Glasgow and its underworld is certainly brought into vivid focus here, and I felt able to easily imagine the atmosphere of the city.  The story itself moves along at a rapid pace and never allows time for the reader to become bored.  There are also plenty of twists and turns, at times so many so that the story became a little tied up in itself.

Lennox himself is not actually a particularly nice or likeable character; however, he is the nearest thing to a hero to be found in this novel, which is populated by criminals of all persuasions, with varying degrees of ruthlessness.  The book is narrated by Lennox himself, which means that the reader only gets to know what he knows, as he finds it out.  Unfortunately, it also meant that for me anyway, I did at times find his character jarring.  He had a habit of saying something, and then adding a little quip on the end, apparently to demonstrate how witty or ironic he was being.  The other problem was that a lot of the characters were very stereotyped, especially the criminals (and there aren’t many characters who aren’t criminals).

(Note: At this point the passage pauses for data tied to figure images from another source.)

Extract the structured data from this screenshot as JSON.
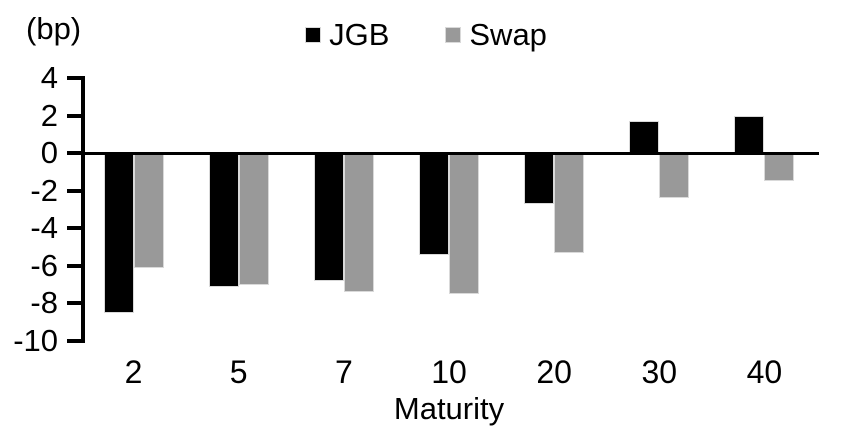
{
  "chart_data": {
    "type": "bar",
    "title": "",
    "unit_label": "(bp)",
    "xlabel": "Maturity",
    "categories": [
      "2",
      "5",
      "7",
      "10",
      "20",
      "30",
      "40"
    ],
    "series": [
      {
        "name": "JGB",
        "color": "#000000",
        "values": [
          -8.5,
          -7.1,
          -6.8,
          -5.4,
          -2.7,
          1.7,
          2.0
        ]
      },
      {
        "name": "Swap",
        "color": "#999999",
        "values": [
          -6.1,
          -7.0,
          -7.4,
          -7.5,
          -5.3,
          -2.4,
          -1.5
        ]
      }
    ],
    "y_axis": {
      "min": -10,
      "max": 4,
      "tick_step": 2,
      "ticks": [
        4,
        2,
        0,
        -2,
        -4,
        -6,
        -8,
        -10
      ]
    },
    "legend_position": "top",
    "grid": false
  },
  "colors": {
    "axis": "#000000",
    "background": "#ffffff",
    "bar_outline": "#d9d9d9"
  }
}
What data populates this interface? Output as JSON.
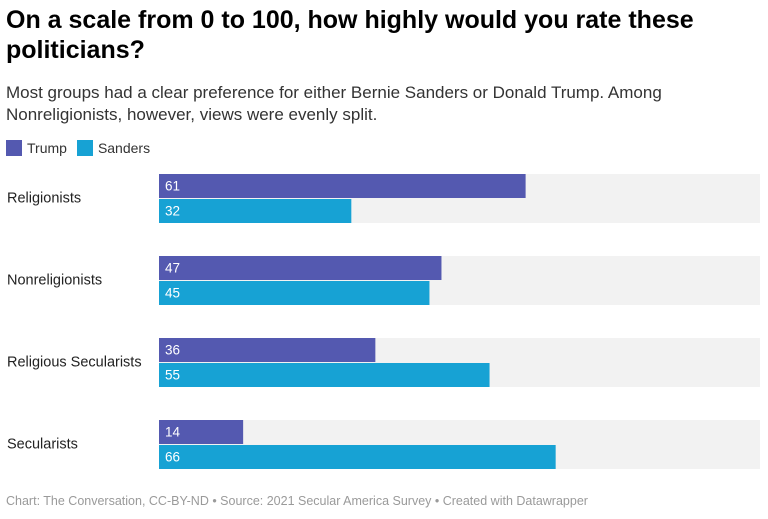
{
  "header": {
    "title": "On a scale from 0 to 100, how highly would you rate these politicians?",
    "subtitle": "Most groups had a clear preference for either Bernie Sanders or Donald Trump. Among Nonreligionists, however, views were evenly split."
  },
  "legend": {
    "items": [
      {
        "label": "Trump",
        "color": "#5459b0"
      },
      {
        "label": "Sanders",
        "color": "#17a2d4"
      }
    ]
  },
  "footer": {
    "text": "Chart: The Conversation, CC-BY-ND • Source: 2021 Secular America Survey • Created with Datawrapper"
  },
  "chart_data": {
    "type": "bar",
    "orientation": "horizontal",
    "title": "On a scale from 0 to 100, how highly would you rate these politicians?",
    "categories": [
      "Religionists",
      "Nonreligionists",
      "Religious Secularists",
      "Secularists"
    ],
    "series": [
      {
        "name": "Trump",
        "color": "#5459b0",
        "values": [
          61,
          47,
          36,
          14
        ]
      },
      {
        "name": "Sanders",
        "color": "#17a2d4",
        "values": [
          32,
          45,
          55,
          66
        ]
      }
    ],
    "xlim": [
      0,
      100
    ],
    "background_color": "#f2f2f2",
    "label_color": "#ffffff",
    "category_label_color": "#222222"
  }
}
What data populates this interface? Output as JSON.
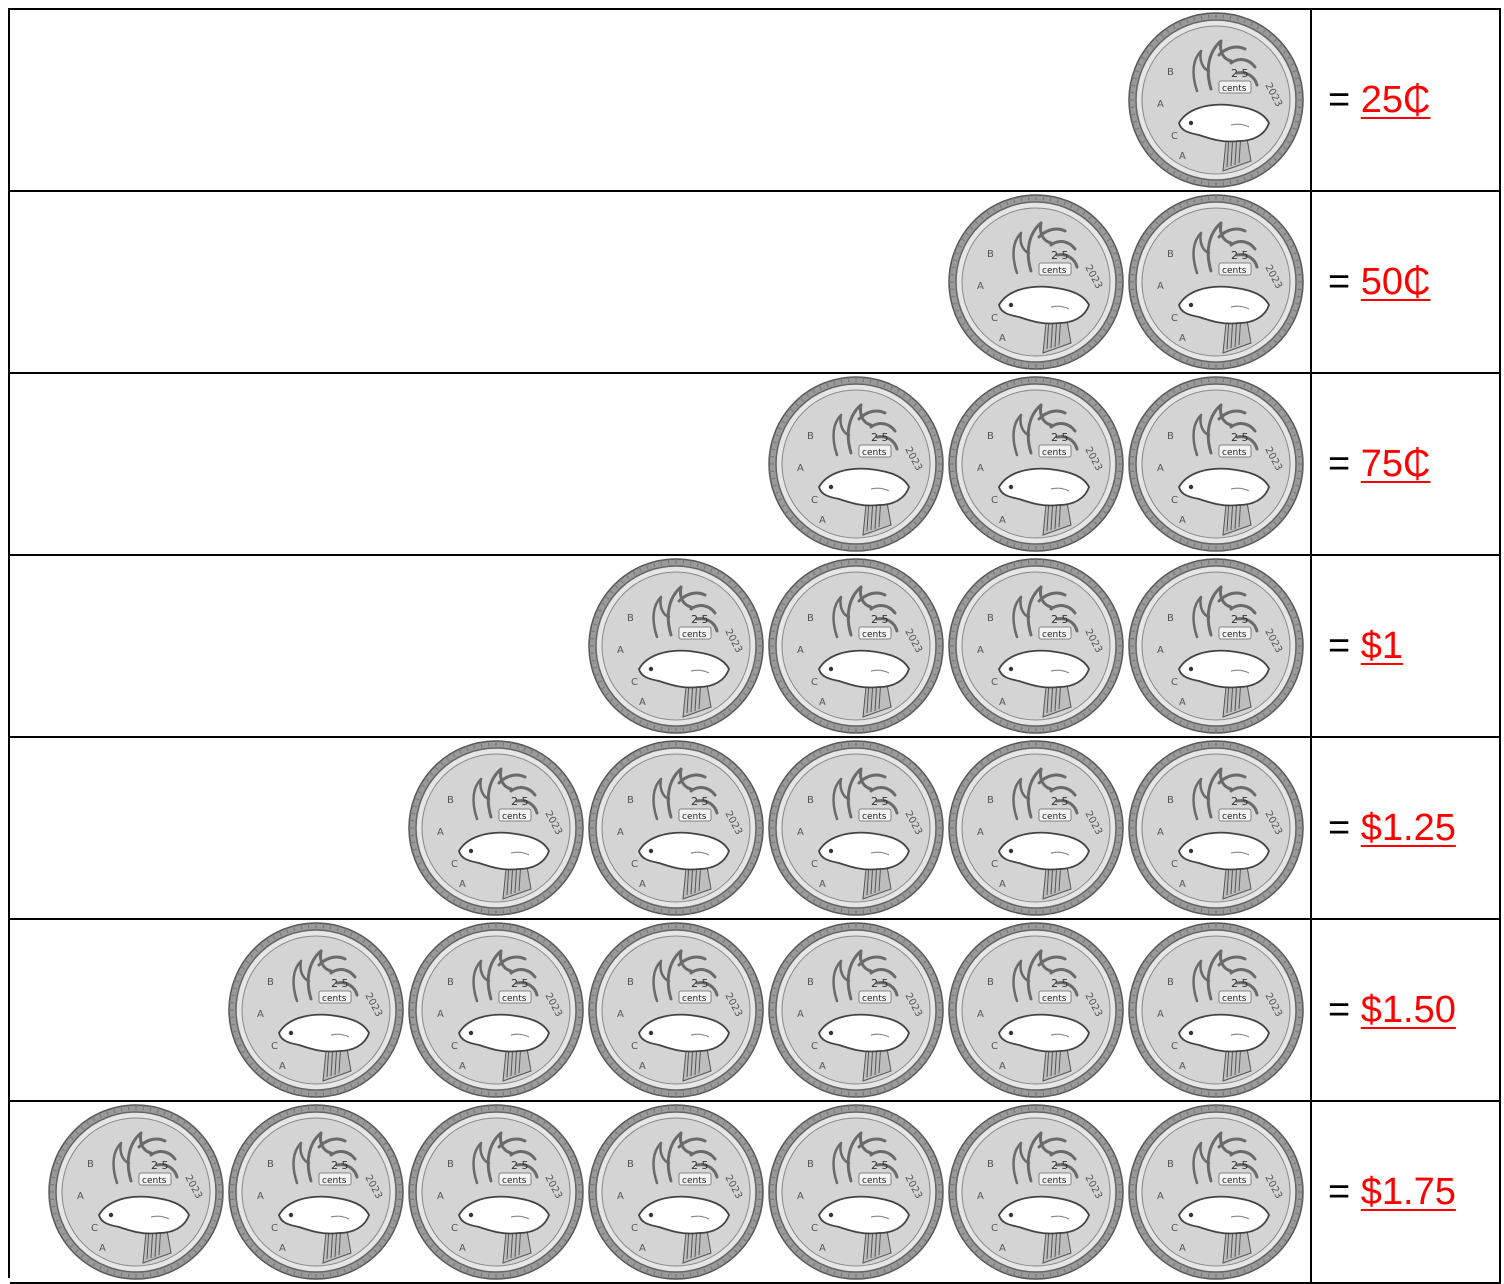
{
  "rows": [
    {
      "coins": 1,
      "equals": "=",
      "amount": "25₵"
    },
    {
      "coins": 2,
      "equals": "=",
      "amount": "50₵"
    },
    {
      "coins": 3,
      "equals": "=",
      "amount": "75₵"
    },
    {
      "coins": 4,
      "equals": "=",
      "amount": "$1"
    },
    {
      "coins": 5,
      "equals": "=",
      "amount": "$1.25"
    },
    {
      "coins": 6,
      "equals": "=",
      "amount": "$1.50"
    },
    {
      "coins": 7,
      "equals": "=",
      "amount": "$1.75"
    }
  ],
  "coin": {
    "icon": "quarter-coin-icon",
    "denomination": "25",
    "unit": "cents",
    "year": "2023"
  },
  "colors": {
    "amount": "#ff0000",
    "coin_face": "#d4d4d4",
    "coin_rim": "#9a9a9a",
    "caribou": "#ffffff",
    "grid": "#000000"
  }
}
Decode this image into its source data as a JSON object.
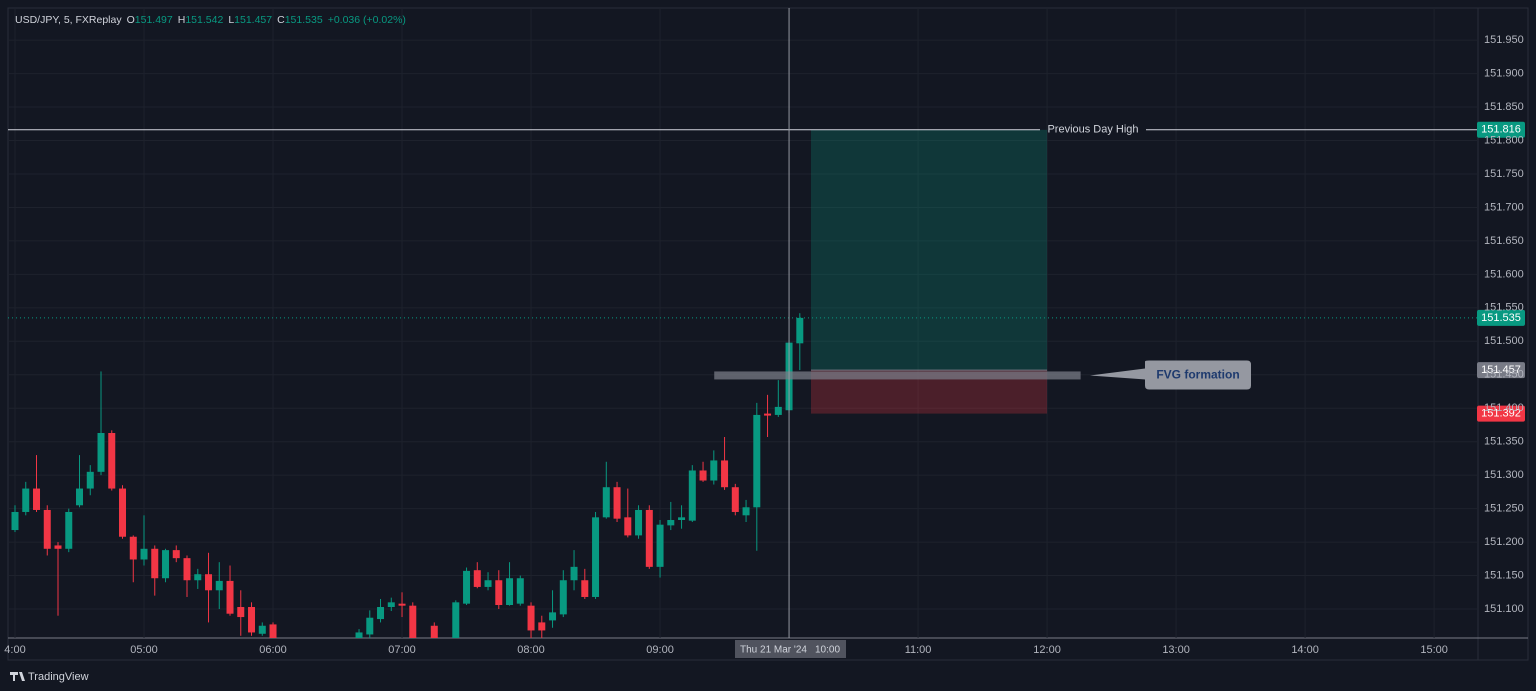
{
  "brand": "TradingView",
  "chart_data": {
    "type": "candlestick",
    "title": "USD/JPY, 5, FXReplay",
    "header": {
      "labels": [
        "O",
        "H",
        "L",
        "C"
      ],
      "change": "+0.036 (+0.02%)"
    },
    "up_color": "#089981",
    "down_color": "#f23645",
    "x": [
      4,
      4.0833,
      4.1667,
      4.25,
      4.3333,
      4.4167,
      4.5,
      4.5833,
      4.6667,
      4.75,
      4.8333,
      4.9167,
      5,
      5.0833,
      5.1667,
      5.25,
      5.3333,
      5.4167,
      5.5,
      5.5833,
      5.6667,
      5.75,
      5.8333,
      5.9167,
      6,
      6.6667,
      6.75,
      6.8333,
      6.9167,
      7,
      7.0833,
      7.25,
      7.4167,
      7.5,
      7.5833,
      7.6667,
      7.75,
      7.8333,
      7.9167,
      8,
      8.0833,
      8.1667,
      8.25,
      8.3333,
      8.4167,
      8.5,
      8.5833,
      8.6667,
      8.75,
      8.8333,
      8.9167,
      9,
      9.0833,
      9.1667,
      9.25,
      9.3333,
      9.4167,
      9.5,
      9.5833,
      9.6667,
      9.75,
      9.8333,
      9.9167,
      10,
      10.0833
    ],
    "open": [
      151.218,
      151.245,
      151.28,
      151.248,
      151.195,
      151.19,
      151.255,
      151.28,
      151.305,
      151.363,
      151.28,
      151.208,
      151.174,
      151.19,
      151.146,
      151.188,
      151.176,
      151.143,
      151.152,
      151.128,
      151.142,
      151.103,
      151.103,
      151.063,
      151.077,
      151.055,
      151.062,
      151.085,
      151.103,
      151.108,
      151.105,
      151.075,
      151.05,
      151.108,
      151.158,
      151.133,
      151.143,
      151.106,
      151.108,
      151.105,
      151.08,
      151.083,
      151.092,
      151.143,
      151.143,
      151.118,
      151.237,
      151.282,
      151.237,
      151.21,
      151.248,
      151.163,
      151.225,
      151.233,
      151.232,
      151.307,
      151.292,
      151.322,
      151.282,
      151.24,
      151.252,
      151.392,
      151.39,
      151.397,
      151.497
    ],
    "high": [
      151.255,
      151.29,
      151.33,
      151.255,
      151.2,
      151.25,
      151.33,
      151.315,
      151.455,
      151.367,
      151.285,
      151.21,
      151.24,
      151.195,
      151.19,
      151.195,
      151.18,
      151.16,
      151.184,
      151.17,
      151.165,
      151.128,
      151.11,
      151.08,
      151.08,
      151.07,
      151.098,
      151.115,
      151.117,
      151.125,
      151.11,
      151.08,
      151.113,
      151.162,
      151.17,
      151.155,
      151.158,
      151.17,
      151.15,
      151.11,
      151.09,
      151.128,
      151.158,
      151.188,
      151.16,
      151.245,
      151.32,
      151.29,
      151.28,
      151.255,
      151.255,
      151.233,
      151.26,
      151.255,
      151.315,
      151.32,
      151.337,
      151.357,
      151.287,
      151.263,
      151.408,
      151.42,
      151.442,
      151.502,
      151.542
    ],
    "low": [
      151.215,
      151.24,
      151.245,
      151.18,
      151.09,
      151.185,
      151.252,
      151.27,
      151.3,
      151.277,
      151.205,
      151.14,
      151.165,
      151.12,
      151.14,
      151.17,
      151.118,
      151.13,
      151.08,
      151.1,
      151.09,
      151.06,
      151.06,
      151.06,
      151.045,
      151.05,
      151.055,
      151.08,
      151.097,
      151.088,
      151.045,
      151.045,
      151.045,
      151.106,
      151.131,
      151.128,
      151.1,
      151.105,
      151.105,
      151.05,
      151.05,
      151.072,
      151.088,
      151.128,
      151.115,
      151.115,
      151.235,
      151.23,
      151.207,
      151.205,
      151.16,
      151.147,
      151.218,
      151.22,
      151.23,
      151.29,
      151.286,
      151.278,
      151.24,
      151.23,
      151.187,
      151.357,
      151.387,
      151.393,
      151.457
    ],
    "close": [
      151.245,
      151.28,
      151.248,
      151.19,
      151.19,
      151.245,
      151.28,
      151.305,
      151.363,
      151.28,
      151.208,
      151.174,
      151.19,
      151.146,
      151.188,
      151.176,
      151.143,
      151.152,
      151.128,
      151.142,
      151.093,
      151.088,
      151.065,
      151.075,
      151.05,
      151.065,
      151.087,
      151.103,
      151.11,
      151.105,
      151.05,
      151.05,
      151.11,
      151.157,
      151.133,
      151.143,
      151.106,
      151.146,
      151.146,
      151.068,
      151.068,
      151.095,
      151.143,
      151.163,
      151.118,
      151.237,
      151.282,
      151.235,
      151.21,
      151.248,
      151.163,
      151.226,
      151.233,
      151.237,
      151.307,
      151.292,
      151.322,
      151.282,
      151.245,
      151.252,
      151.39,
      151.389,
      151.402,
      151.498,
      151.535
    ],
    "xlim": [
      3.9457,
      15.3403
    ],
    "ylim": [
      151.0567,
      151.998
    ],
    "grid": true,
    "xticks": [
      {
        "value": 4,
        "label": "4:00"
      },
      {
        "value": 5,
        "label": "05:00"
      },
      {
        "value": 6,
        "label": "06:00"
      },
      {
        "value": 7,
        "label": "07:00"
      },
      {
        "value": 8,
        "label": "08:00"
      },
      {
        "value": 9,
        "label": "09:00"
      },
      {
        "value": 11,
        "label": "11:00"
      },
      {
        "value": 12,
        "label": "12:00"
      },
      {
        "value": 13,
        "label": "13:00"
      },
      {
        "value": 14,
        "label": "14:00"
      },
      {
        "value": 15,
        "label": "15:00"
      }
    ],
    "yticks": [
      {
        "value": 151.1,
        "label": "151.100"
      },
      {
        "value": 151.15,
        "label": "151.150"
      },
      {
        "value": 151.2,
        "label": "151.200"
      },
      {
        "value": 151.25,
        "label": "151.250"
      },
      {
        "value": 151.3,
        "label": "151.300"
      },
      {
        "value": 151.35,
        "label": "151.350"
      },
      {
        "value": 151.4,
        "label": "151.400"
      },
      {
        "value": 151.45,
        "label": "151.450"
      },
      {
        "value": 151.5,
        "label": "151.500"
      },
      {
        "value": 151.55,
        "label": "151.550"
      },
      {
        "value": 151.6,
        "label": "151.600"
      },
      {
        "value": 151.65,
        "label": "151.650"
      },
      {
        "value": 151.7,
        "label": "151.700"
      },
      {
        "value": 151.75,
        "label": "151.750"
      },
      {
        "value": 151.8,
        "label": "151.800"
      },
      {
        "value": 151.85,
        "label": "151.850"
      },
      {
        "value": 151.9,
        "label": "151.900"
      },
      {
        "value": 151.95,
        "label": "151.950"
      }
    ],
    "previous_day_high": {
      "value": 151.816,
      "label": "Previous Day High"
    },
    "position": {
      "entry": 151.457,
      "target": 151.816,
      "stop": 151.392,
      "start": 10.17,
      "end": 12
    },
    "fvg": {
      "value": 151.449,
      "start": 9.42,
      "end": 12.26,
      "label": "FVG formation"
    },
    "crosshair": {
      "x": 10,
      "date_label": "Thu 21 Mar '24",
      "time_label": "10:00"
    }
  }
}
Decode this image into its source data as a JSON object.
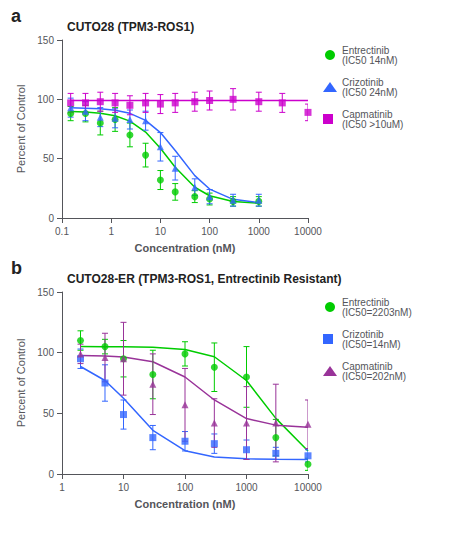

Nonetheless, this book is plot driven more than character driven, and the fast moving story, together with the problems which Lennox faces – which just keep piling up on top of each other – mean that it is never less than an entertaining read. 

So would I read another book in this series?  Possibly, but I wouldn’t rush out to get hold of a copy.  I have read one book in the Jan Fabel series and I definitely preferred that one.  If you like your crime stories cosy and funny, this probably isn’t the book for you – but if you like a more bleak and violent setting, you might want to give this one a try.